Music Museum (Basel)

From Wikipedia, the free encyclopedia
Jump to navigation Jump to search
Temporary exhibit hall housing recent brass instruments

The Music Museum is located in Basel, Switzerland and houses the country's largest collection of musical instruments. The museum is one of three components of Historisches Museum Basel. It presents five centuries of music history with three areas of emphasis: the history of music-making in Basel; concerts, choral music and dance; parades, festivals and signals.


The museum was opened in its current capacity in 2000. It forms part of a building complex whose oldest elements date back to the monastery of the Augustinian order around 1206. It was later used as a municipal builder's yard and given the name Lohnhof. The museum retains traces of its varied history, most notably from its time as a prison from 1835 till 1995; its prison cells serve as exhibition rooms.

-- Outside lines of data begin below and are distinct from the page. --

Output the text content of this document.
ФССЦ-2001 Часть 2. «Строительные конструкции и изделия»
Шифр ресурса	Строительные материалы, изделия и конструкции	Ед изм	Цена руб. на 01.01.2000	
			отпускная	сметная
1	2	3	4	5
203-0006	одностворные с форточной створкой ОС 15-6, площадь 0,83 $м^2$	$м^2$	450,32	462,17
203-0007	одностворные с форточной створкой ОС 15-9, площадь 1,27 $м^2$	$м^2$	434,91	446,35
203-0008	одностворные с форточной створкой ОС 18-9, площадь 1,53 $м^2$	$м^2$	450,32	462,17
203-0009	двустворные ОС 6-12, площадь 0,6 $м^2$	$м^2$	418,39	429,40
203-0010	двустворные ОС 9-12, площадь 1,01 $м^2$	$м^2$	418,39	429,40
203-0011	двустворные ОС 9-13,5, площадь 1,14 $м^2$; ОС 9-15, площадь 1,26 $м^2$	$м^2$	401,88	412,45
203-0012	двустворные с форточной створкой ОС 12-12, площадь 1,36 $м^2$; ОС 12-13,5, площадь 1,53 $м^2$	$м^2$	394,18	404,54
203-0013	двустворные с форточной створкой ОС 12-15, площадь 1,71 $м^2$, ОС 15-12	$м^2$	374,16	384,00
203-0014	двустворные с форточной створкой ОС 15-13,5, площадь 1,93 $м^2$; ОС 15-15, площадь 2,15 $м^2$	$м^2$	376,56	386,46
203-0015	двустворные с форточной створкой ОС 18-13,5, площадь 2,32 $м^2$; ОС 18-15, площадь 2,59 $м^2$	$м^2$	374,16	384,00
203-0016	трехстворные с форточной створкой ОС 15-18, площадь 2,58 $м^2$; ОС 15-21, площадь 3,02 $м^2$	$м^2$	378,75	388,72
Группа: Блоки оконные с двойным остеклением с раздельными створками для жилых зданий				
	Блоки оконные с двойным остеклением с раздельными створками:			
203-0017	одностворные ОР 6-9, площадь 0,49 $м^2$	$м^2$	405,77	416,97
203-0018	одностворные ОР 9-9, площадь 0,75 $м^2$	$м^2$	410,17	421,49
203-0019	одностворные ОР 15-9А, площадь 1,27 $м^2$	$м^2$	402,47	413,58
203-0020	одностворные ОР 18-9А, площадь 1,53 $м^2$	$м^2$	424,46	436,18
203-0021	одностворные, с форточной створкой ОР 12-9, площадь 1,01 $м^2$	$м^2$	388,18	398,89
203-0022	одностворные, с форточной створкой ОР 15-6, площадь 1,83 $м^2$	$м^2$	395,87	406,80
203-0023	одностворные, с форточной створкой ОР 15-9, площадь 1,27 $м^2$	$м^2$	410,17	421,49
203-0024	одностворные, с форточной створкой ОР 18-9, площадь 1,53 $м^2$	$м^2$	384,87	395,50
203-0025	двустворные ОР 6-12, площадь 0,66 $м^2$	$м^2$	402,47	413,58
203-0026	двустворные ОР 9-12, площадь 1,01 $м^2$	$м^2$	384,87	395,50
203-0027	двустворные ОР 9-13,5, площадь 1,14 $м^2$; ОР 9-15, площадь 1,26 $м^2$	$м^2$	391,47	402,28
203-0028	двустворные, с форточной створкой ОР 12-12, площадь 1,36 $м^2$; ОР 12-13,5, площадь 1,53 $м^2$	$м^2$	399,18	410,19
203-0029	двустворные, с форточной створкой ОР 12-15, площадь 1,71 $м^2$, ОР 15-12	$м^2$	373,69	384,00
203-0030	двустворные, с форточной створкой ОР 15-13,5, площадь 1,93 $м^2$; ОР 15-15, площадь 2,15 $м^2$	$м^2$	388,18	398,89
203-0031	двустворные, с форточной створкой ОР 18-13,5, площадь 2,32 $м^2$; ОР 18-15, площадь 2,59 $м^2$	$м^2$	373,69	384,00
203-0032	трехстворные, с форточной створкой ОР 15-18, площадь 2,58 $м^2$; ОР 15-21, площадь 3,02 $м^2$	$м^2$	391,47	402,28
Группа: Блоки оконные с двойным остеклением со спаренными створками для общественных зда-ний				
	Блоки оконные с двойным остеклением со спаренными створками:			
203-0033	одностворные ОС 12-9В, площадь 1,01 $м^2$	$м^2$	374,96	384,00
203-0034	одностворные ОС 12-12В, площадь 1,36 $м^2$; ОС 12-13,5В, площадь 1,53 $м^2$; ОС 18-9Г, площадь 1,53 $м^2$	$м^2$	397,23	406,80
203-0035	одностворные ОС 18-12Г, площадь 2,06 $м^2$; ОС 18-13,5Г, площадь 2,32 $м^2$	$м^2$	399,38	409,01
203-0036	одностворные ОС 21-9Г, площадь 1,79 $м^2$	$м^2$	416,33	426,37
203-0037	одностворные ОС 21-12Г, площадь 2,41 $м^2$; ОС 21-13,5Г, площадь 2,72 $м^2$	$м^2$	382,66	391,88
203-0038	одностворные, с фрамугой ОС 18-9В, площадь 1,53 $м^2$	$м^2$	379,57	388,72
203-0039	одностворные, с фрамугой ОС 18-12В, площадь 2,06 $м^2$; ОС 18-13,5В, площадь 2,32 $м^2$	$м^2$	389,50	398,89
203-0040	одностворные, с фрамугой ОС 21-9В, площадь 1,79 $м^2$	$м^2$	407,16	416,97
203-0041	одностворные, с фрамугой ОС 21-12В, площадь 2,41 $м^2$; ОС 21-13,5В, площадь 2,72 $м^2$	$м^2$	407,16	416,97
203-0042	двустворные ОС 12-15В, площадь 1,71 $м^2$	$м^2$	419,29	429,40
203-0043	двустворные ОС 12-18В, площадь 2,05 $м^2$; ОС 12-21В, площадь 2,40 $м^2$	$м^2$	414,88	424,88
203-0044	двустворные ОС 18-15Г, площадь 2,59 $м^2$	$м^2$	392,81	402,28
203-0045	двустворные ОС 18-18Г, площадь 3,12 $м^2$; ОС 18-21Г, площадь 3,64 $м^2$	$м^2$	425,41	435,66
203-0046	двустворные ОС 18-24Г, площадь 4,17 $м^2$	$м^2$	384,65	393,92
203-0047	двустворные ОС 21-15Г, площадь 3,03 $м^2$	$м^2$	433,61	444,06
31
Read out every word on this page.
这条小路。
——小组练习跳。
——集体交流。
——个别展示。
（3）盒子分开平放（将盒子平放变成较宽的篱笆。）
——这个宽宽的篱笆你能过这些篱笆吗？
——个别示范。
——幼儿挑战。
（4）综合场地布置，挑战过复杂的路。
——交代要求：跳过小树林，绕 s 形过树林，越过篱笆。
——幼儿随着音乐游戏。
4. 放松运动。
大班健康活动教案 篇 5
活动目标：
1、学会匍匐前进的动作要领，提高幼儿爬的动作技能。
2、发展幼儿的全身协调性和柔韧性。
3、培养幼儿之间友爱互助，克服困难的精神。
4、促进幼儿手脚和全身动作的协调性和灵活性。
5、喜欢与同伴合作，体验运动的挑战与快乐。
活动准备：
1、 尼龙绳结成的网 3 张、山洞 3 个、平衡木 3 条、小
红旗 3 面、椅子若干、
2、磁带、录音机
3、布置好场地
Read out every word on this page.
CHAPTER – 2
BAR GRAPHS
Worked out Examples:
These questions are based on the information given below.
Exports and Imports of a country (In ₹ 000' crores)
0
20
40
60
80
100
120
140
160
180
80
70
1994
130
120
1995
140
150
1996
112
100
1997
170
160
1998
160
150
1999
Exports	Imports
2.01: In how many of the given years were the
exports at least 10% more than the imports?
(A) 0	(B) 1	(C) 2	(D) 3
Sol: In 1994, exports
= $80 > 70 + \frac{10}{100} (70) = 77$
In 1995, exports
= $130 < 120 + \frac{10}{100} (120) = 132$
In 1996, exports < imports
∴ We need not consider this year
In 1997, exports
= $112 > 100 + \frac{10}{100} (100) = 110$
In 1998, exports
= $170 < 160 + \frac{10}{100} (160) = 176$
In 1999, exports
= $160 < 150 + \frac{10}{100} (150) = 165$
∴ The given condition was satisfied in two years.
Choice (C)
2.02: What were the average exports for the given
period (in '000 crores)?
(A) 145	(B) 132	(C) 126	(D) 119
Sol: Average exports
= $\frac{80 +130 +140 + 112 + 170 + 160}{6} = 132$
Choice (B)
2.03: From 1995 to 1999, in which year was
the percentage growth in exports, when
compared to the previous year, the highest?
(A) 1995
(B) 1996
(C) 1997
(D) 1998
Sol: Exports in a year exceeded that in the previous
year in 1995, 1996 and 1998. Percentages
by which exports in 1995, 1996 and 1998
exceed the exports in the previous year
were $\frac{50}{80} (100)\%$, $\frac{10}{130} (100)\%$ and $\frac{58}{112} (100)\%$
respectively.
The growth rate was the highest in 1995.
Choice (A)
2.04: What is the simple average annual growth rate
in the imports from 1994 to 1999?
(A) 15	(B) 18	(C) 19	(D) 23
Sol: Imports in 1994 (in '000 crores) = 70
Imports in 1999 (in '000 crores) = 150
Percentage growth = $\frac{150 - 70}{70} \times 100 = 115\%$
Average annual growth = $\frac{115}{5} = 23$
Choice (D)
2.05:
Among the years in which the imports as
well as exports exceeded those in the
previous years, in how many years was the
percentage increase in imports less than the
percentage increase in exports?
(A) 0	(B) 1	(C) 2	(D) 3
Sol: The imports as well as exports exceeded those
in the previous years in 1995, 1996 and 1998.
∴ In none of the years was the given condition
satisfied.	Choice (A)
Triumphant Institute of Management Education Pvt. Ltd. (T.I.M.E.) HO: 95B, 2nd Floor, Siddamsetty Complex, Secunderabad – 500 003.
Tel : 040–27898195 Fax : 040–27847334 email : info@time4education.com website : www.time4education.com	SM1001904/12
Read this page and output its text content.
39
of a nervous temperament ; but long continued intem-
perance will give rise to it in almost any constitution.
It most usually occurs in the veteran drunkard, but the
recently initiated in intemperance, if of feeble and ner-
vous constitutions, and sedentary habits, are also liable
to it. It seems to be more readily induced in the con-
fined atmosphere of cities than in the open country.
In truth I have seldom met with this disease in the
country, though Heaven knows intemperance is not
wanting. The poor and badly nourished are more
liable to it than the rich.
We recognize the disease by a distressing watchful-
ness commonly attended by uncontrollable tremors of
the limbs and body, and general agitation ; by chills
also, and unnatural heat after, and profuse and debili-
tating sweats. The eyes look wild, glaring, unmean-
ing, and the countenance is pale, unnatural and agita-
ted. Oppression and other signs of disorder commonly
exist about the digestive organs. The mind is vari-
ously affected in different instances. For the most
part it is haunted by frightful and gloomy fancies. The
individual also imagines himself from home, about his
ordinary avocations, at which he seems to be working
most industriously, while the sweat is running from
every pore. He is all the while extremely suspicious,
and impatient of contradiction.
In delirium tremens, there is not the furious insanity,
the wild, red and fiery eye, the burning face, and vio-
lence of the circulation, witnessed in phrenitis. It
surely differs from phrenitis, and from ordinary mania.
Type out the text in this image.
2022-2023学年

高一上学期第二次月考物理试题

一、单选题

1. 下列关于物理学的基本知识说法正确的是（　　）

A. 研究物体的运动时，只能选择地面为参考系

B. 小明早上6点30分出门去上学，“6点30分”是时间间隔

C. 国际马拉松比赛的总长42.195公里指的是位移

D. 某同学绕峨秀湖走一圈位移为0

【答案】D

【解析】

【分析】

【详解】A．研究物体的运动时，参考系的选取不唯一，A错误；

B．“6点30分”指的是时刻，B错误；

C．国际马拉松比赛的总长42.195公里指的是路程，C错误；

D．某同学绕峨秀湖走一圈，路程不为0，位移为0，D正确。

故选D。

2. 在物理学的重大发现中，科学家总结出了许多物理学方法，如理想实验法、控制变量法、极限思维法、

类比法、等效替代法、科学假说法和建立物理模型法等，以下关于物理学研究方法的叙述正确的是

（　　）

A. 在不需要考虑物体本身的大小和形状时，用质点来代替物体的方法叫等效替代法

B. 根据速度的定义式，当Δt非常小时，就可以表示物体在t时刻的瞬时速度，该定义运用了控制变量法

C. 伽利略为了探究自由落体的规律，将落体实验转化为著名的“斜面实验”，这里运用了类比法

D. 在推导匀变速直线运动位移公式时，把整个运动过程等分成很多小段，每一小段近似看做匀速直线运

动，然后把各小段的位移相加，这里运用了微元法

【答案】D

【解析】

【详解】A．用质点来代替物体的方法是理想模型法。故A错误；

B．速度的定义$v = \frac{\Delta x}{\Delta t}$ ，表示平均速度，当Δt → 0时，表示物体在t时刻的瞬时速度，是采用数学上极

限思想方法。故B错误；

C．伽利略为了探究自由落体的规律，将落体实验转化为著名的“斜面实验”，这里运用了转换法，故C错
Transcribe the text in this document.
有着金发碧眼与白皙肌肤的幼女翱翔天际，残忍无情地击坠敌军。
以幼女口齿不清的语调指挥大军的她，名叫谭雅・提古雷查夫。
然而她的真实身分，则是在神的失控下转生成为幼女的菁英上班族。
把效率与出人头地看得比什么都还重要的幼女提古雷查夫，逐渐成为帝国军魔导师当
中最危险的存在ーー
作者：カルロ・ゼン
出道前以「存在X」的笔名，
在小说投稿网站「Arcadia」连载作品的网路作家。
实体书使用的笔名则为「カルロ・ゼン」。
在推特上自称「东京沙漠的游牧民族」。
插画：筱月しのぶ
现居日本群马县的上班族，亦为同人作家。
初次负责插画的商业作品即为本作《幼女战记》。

The instruments were not housed in their own discrete museum until 1957, although the collection began in 1862 when an organ came into the Medieval Collection. By 1894, Barfüsserkirche had been opened as the Historiches Museum Basel, and approximately 70 instruments were on display. Due to lack of space, the collection grew and spent time between many different storage areas, finally gaining its own title of "Musikinstrumenten-Sammlung" at the end of the 1980s.

Musikmuseum is a Swiss heritage site of national significance.[1]

Collection and exhibits[edit]

An exhibition hall with several important antique keyboard instruments

The collection surpasses 3,000 instruments from the 15th through the 20th century, with the permanent exhibition displaying around 650. Among the notable pieces of the collection are the famous Ab Yberg organ, a bass viola da gamba made by Joachim Tielke, and a 1572 virginal from the Netherlands.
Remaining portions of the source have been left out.